- Animals: sheep
- Production Systems: agroecosystems
Cheatgrass invasion increases the risk of wildfire and negatively impacts agricultural production in the western United States. Grazing has been suggested as a tool to combat cheatgrass and increase resilience to wildfire. However, most research on targeted grazing of cheatgrass has been done with cattle. Studies on targeted grazing of sheep on cheatgrass remain sparse, despite interest from stakeholders. This project will answer the question of how sheep can be used to reduce cheatgrass and wildfire risk, while also examining the economic costs and benefits of this practice.
We will establish a sheep targeted grazing experiment at a management-relevant scale in central Idaho to examine vegetation responses and belowground processes affected by grazing. Grazing treatments will compare dormant-season grazing in spring and fall, when cheatgrass is growing but most perennial species are not, to “traditional” summer grazing. In addition to assessing treatment effects on the composition of aboveground vegetation and fuel loads, we will examine impacts on soil processes to enhance understanding of the ecological mechanisms underpinning our results. Fire behavior models and economic models will estimate the financial and societal costs and benefits of adopting sheep targeted grazing practices.
Outreach to producers, land managers, researchers, and the general public—locally and regionally—will occur through diverse venues ranging from field days to podcasts. Rangeland monitoring workshops will build knowledge and shared understanding among land managers, sheep producers, and herders, with trainings offered in Spanish to serve the primarily Spanish-speaking sheepherder community. To contribute to youth education about rangeland issues, we will develop lesson plans about the invasive annual grass-fire cycle and targeted grazing with sheep, which will be shared with teachers in Idaho and beyond. These efforts will increase knowledge of the potential for using sheep as a management tool, while broadening public acceptance for active rangeland management.

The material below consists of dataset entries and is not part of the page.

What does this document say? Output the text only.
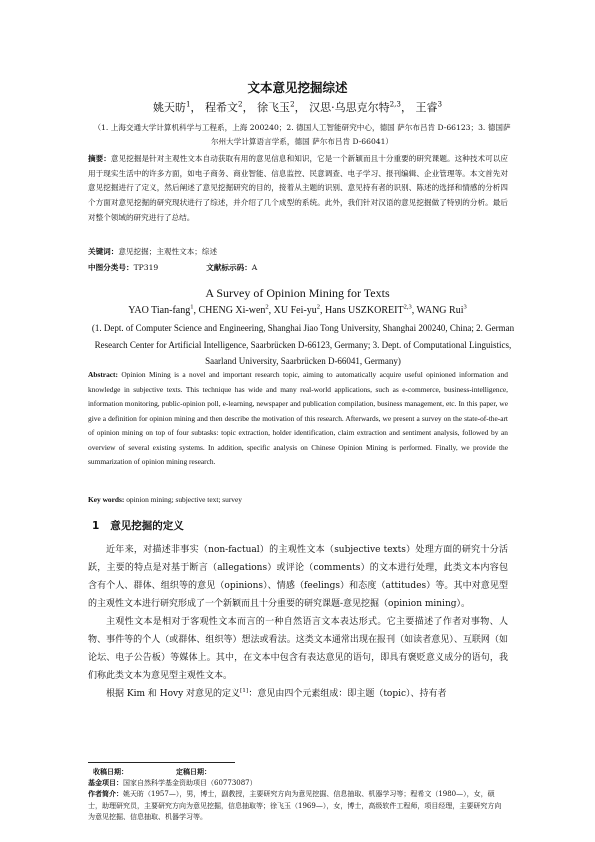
文本意见挖掘综述
姚天昉$^1$， 程希文$^2$， 徐飞玉$^2$， 汉思·乌思克尔特$^{2,3}$， 王睿$^3$
（1. 上海交通大学计算机科学与工程系，上海 200240；2. 德国人工智能研究中心，德国 萨尔布吕肯 D-66123；3. 德国萨尔州大学计算语言学系，德国 萨尔布吕肯 D-66041）
摘要：意见挖掘是针对主观性文本自动获取有用的意见信息和知识，它是一个新颖而且十分重要的研究课题。这种技术可以应用于现实生活中的许多方面，如电子商务、商业智能、信息监控、民意调查、电子学习、报刊编辑、企业管理等。本文首先对意见挖掘进行了定义，然后阐述了意见挖掘研究的目的，接着从主题的识别、意见持有者的识别、陈述的选择和情感的分析四个方面对意见挖掘的研究现状进行了综述，并介绍了几个成型的系统。此外，我们针对汉语的意见挖掘做了特别的分析。最后对整个领域的研究进行了总结。
关键词：意见挖掘；主观性文本；综述
中图分类号：TP319	文献标示码：A
A Survey of Opinion Mining for Texts
YAO Tian-fang$^1$, CHENG Xi-wen$^2$, XU Fei-$yu^2$, Hans USZKOREIT$^{2,3}$, WANG Rui$^3$
(1. Dept. of Computer Science and Engineering, Shanghai Jiao Tong University, Shanghai 200240, China; 2. German Research Center for Artificial Intelligence, Saarbrücken D-66123, Germany; 3. Dept. of Computational Linguistics, Saarland University, Saarbrücken D-66041, Germany)
Abstract: Opinion Mining is a novel and important research topic, aiming to automatically acquire useful opinioned information and knowledge in subjective texts. This technique has wide and many real-world applications, such as e-commerce, business-intelligence, information monitoring, public-opinion poll, e-learning, newspaper and publication compilation, business management, etc. In this paper, we give a definition for opinion mining and then describe the motivation of this research. Afterwards, we present a survey on the state-of-the-art of opinion mining on top of four subtasks: topic extraction, holder identification, claim extraction and sentiment analysis, followed by an overview of several existing systems. In addition, specific analysis on Chinese Opinion Mining is performed. Finally, we provide the summarization of opinion mining research.
Key words: opinion mining; subjective text; survey
1 意见挖掘的定义

近年来，对描述非事实（non-factual）的主观性文本（subjective texts）处理方面的研究十分活跃，主要的特点是对基于断言（allegations）或评论（comments）的文本进行处理，此类文本内容包含有个人、群体、组织等的意见（opinions）、情感（feelings）和态度（attitudes）等。其中对意见型的主观性文本进行研究形成了一个新颖而且十分重要的研究课题-意见挖掘（opinion mining）。

主观性文本是相对于客观性文本而言的一种自然语言文本表达形式。它主要描述了作者对事物、人物、事件等的个人（或群体、组织等）想法或看法。这类文本通常出现在报刊（如读者意见）、互联网（如论坛、电子公告板）等媒体上。其中，在文本中包含有表达意见的语句，即具有褒贬意义成分的语句，我们称此类文本为意见型主观性文本。

根据 Kim 和 Hovy 对意见的定义[1]：意见由四个元素组成：即主题（topic）、持有者

收稿日期：	定稿日期：
基金项目：国家自然科学基金资助项目（60773087）
作者简介：姚天昉（1957—），男，博士，副教授，主要研究方向为意见挖掘、信息抽取、机器学习等；程希文（1980—），女，硕士，助理研究员，主要研究方向为意见挖掘，信息抽取等；徐飞玉（1969—），女，博士，高级软件工程师，项目经理，主要研究方向为意见挖掘、信息抽取、机器学习等。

This work will be of significance throughout the Intermountain West, much of which is invaded by cheatgrass. With over 2 million sheep still being raised in the western states, harnessing their ability to reduce cheatgrass and associated wildfire risk poses an opportunity to improve environmental conditions and enhance sheep producers’ role as stewards of the lands they manage.
Project information will be disseminated among agricultural stakeholders via podcasts, field days, industry newsletters, video, and fact sheets (available in Spanish), with assistance from the Idaho Rangeland Resources Commission and the Idaho Wool Growers Association. An online economic decision tool about sheep grazing as a cheatgrass management practice will be shared through these venues and professional networks.
Ecological and economic understanding of sheep as a management tool for cheatgrass and wildfire risk reduction.
Improved skills to implement sheep grazing to reduce cheatgrass and fuel loads.
Increased collaboration among scientists, land managers, and livestock producers.
Wider public acceptance of active rangeland management.
Project objectives from proposal:
- Evaluate the effects of sheep grazing treatments on vegetation communities by quantifying changes in cheatgrass and perennial species cover and density.
- Examine mechanisms driving vegetation responses by quantifying the impact of sheep grazing treatments on litter accumulation, soil organic matter content, and nitrogen cycling.
- Predict outcomes for wildfire risk by quantifying grazing treatment effects on fuel loads and modeling associated wildfire behavior.
- Compare economic costs for achieving a change in ecological condition based on targeted grazing with sheep to other cheatgrass management strategies.
- Increase knowledge of the ecological and economic impacts of invasive annual grass.
- Increase knowledge of the potential for adopting sheep grazing as a management tool to minimize invasive annual grass and reduce wildfire risk.
- Achieve wider public acceptance of active land management in rangelands.